Ce projet serait sous la direction de : M. Nicolas ISAMBERT et Mme Amandine DESETTE

Unité de recherche : PRODICET

Ecole doctorale : Rosalind Franklin – énergie, environnement, bio santé

Intitulé du sujet :

Rôle des petites vésicules extracellulaires dans l’organotropisme cérébral du cancer colorectal

Role of small extracellular vesicles in the brain organotropism of colorectal cancer

Début de thèse : à partir du 01/10/2026

Mots clés : Vésicules extracellulaires, cancer colorectal, métastases cérébrales

 

Résumé :

Ce projet s’inscrit dans le contexte du cancer colorectal, un enjeu majeur de santé publique à l’échelle mondiale et nationale, caractérisé par une incidence élevée et une mortalité encore importante. Bien que les métastases cérébrales soient relativement rares (3–4 % des patients), leur incidence augmente et elles restent associées à un pronostic défavorable, en partie en raison de la barrière hémato-encéphalique qui limite l’efficacité des traitements.

Le projet repose sur l’étude des petites vésicules extracellulaires (pVEs), aujourd’hui reconnues comme des acteurs clés de la communication tumorale et de la dissémination métastatique. Ces nanovésicules, sécrétées par les cellules tumorales, transportent protéines et matériel génétique capables de reprogrammer les cellules cibles et de préparer des niches prémétastatiques. Des données préliminaires originales du laboratoire montrent que les pVEs issues de métastases cérébrales présentent une signature protéique spécifique, sont produites en plus grande quantité, et induisent des propriétés de type cellules souches dans des cellules tumorales, suggérant un rôle actif dans la colonisation cérébrale.

L’hypothèse centrale est que ces pVEs contribuent directement à l’organotropisme cérébral en modifiant le microenvironnement et en favorisant l’implantation métastatique. Le projet s’appuie sur des modèles innovants dérivés de patients, conservant l’hétérogénéité tumorale, et se structure en deux volets complémentaires.
Le premier, fondamental, vise à identifier les signatures moléculaires spécifiques des pVEs associées au tropisme cérébral, à décrypter les mécanismes de reprogrammation des cellules cibles et à comprendre leur rôle dans l’altération de la barrière hémato-encéphalique. Le second, translationnel, a pour objectif de valider les pVEs comme biomarqueurs circulants via des approches de biopsie liquide et d’explorer des stratégies thérapeutiques ciblant leur production, leur captation ou leur contenu.

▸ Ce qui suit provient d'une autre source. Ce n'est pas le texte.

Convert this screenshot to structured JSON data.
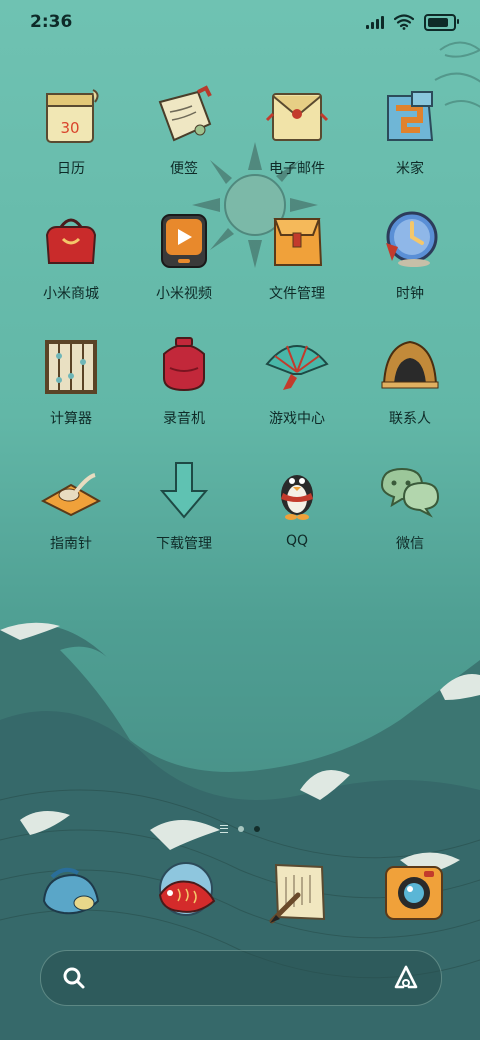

Organisé sur 36 mois, le projet combine analyses -omiques, modèles in vitro et in vivo, et validation clinique sur une cohorte de patients. Il vise à mettre en éxergue des biomarqueurs diagnostiques précoces et de nouvelles cibles thérapeutiques.

Les retombées attendues sont majeures : une meilleure compréhension des mécanismes de dissémination cérébrale, le développement d’outils de détection non invasifs et l’identification de stratégies thérapeutiques innovantes. À terme, ce projet pourrait améliorer la prise en charge, la survie et la qualité de vie des patients, tout en ouvrant des perspectives pour d’autres cancers à tropisme cérébral

 

Contexte et problématique :

Le cancer colorectal (CCR) représente un enjeu majeur de santé publique, avec près de 1,9 million de nouveaux cas dans le monde et plus de 47000 en France en 2023. Malgré les avancées thérapeutiques, la mortalité reste élevée, principalement en raison de la dissémination métastatique. Le CCR présente un organotropisme préférentiel, touchant majoritairement le foie et les poumons, mais aussi plus rarement le cerveau. L’incidence des métastases cérébrales (3–4 %) est en augmentation, notamment du fait de l’amélioration de la survie des patients. Leur survenue est associée à un pronostic défavorable, en partie lié à la barrière hémato-encéphalique, qui limite l’efficacité des traitements.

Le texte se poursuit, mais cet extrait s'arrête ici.